Ein Stück Pizza für mehr Menschlichkeit

Anteilnahme ist manchmal einfacher, als man denkt. Berlin-Beobachtungen einer Flaneurin.

Einmal Pizza Salami, bitte!
Einmal Pizza Salami, bitte!imago/Westend61

Man kann sich cool kleiden oder cool sein. Der junge Mann vor dem gläsernen Imbisstresen vereint beides. Er trägt eine dunkle Sonnenbrille, eine Jogginghose ohne Markenlogo, die aber Stil hat, einen Drei-Tage-Bart, gestutzt wie ein englischer Rasen, und kabellose Kopfhörer in den Ohrmuscheln.

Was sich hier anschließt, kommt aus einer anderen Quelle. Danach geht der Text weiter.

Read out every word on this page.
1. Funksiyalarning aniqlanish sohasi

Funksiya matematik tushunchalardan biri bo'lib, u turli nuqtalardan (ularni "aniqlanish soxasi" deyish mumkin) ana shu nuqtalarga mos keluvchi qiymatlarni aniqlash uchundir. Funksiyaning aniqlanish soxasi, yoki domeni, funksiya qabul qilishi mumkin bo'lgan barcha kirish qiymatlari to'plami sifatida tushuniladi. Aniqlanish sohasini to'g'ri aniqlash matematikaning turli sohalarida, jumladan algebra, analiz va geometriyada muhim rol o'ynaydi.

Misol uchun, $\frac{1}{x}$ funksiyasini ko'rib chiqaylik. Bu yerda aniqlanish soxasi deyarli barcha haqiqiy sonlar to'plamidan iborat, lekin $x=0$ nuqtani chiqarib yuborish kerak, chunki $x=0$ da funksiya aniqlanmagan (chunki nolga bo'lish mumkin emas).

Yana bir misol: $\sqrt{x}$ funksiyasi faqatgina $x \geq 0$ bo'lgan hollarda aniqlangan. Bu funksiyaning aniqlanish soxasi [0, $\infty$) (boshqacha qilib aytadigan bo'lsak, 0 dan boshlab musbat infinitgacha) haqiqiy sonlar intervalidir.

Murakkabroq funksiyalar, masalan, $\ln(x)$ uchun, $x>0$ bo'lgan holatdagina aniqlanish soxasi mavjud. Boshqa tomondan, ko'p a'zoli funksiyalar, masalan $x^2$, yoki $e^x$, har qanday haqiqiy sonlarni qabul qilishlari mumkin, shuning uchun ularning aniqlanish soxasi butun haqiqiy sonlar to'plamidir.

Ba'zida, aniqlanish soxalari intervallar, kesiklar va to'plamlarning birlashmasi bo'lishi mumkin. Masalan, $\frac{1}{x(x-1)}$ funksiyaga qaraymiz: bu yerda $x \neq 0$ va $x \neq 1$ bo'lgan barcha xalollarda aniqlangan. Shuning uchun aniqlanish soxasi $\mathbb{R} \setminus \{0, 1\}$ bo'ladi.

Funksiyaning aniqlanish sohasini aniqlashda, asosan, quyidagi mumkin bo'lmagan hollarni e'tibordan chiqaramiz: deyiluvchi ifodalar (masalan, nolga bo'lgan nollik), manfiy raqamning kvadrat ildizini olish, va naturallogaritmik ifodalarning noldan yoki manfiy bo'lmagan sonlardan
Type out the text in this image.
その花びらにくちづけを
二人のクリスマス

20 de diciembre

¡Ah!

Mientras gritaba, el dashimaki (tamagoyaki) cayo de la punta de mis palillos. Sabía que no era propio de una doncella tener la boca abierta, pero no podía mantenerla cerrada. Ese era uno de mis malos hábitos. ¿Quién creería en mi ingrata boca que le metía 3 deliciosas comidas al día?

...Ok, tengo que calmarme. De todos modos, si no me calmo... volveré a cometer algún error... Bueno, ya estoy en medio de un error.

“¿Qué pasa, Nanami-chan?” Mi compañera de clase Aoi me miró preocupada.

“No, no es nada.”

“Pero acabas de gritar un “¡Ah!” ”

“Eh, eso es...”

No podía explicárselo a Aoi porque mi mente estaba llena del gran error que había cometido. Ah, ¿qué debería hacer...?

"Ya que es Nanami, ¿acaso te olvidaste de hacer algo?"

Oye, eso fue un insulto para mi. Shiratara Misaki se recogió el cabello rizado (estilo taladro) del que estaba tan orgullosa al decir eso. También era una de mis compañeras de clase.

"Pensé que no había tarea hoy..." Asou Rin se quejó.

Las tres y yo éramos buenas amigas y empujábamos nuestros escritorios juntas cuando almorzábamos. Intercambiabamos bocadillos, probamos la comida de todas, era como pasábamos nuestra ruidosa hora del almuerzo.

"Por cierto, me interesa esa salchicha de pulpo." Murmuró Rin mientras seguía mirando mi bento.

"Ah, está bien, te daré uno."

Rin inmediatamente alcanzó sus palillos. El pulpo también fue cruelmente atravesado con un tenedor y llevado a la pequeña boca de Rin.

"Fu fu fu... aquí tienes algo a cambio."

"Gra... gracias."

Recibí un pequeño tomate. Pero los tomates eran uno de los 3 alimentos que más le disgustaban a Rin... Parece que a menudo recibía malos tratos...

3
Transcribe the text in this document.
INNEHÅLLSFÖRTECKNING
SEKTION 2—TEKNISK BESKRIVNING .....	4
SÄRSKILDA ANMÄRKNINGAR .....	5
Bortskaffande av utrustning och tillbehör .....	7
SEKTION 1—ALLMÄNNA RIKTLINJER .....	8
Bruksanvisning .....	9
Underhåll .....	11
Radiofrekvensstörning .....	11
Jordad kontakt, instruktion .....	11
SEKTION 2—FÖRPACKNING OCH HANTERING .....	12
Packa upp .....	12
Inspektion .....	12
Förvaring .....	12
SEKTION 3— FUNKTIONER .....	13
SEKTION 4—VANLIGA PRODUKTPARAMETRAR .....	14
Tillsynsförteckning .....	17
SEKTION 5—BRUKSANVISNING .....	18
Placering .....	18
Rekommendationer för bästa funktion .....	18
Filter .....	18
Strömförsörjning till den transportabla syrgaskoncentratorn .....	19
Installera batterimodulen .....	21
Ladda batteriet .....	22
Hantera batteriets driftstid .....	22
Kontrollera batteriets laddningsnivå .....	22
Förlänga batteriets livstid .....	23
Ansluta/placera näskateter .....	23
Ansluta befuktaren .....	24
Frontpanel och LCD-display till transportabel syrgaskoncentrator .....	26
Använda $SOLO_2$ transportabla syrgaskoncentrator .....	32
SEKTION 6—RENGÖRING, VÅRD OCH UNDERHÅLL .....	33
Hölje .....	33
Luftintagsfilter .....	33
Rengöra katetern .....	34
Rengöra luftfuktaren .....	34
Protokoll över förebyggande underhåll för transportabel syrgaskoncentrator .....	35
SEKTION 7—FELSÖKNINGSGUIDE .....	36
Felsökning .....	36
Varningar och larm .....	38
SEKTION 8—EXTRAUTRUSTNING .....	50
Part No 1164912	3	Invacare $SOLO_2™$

Normalerweise macht es mich immer nachdenklich, dass so viele Menschen sich akustisch vom Geschehen in der Stadt abkapseln, für sich sein wollen, nicht mitbekommen, wenn jemand in Not ist oder einfach Hilfe braucht, etwa an einer Treppe.

Obwohl ich das Bedürfnis verstehe, die düsteren Seiten des urbanen Lebens zeitweilig auszublenden. Ich glaube, das Zusammenleben wird auf diese Weise noch komplizierter. Vereinzelung und so.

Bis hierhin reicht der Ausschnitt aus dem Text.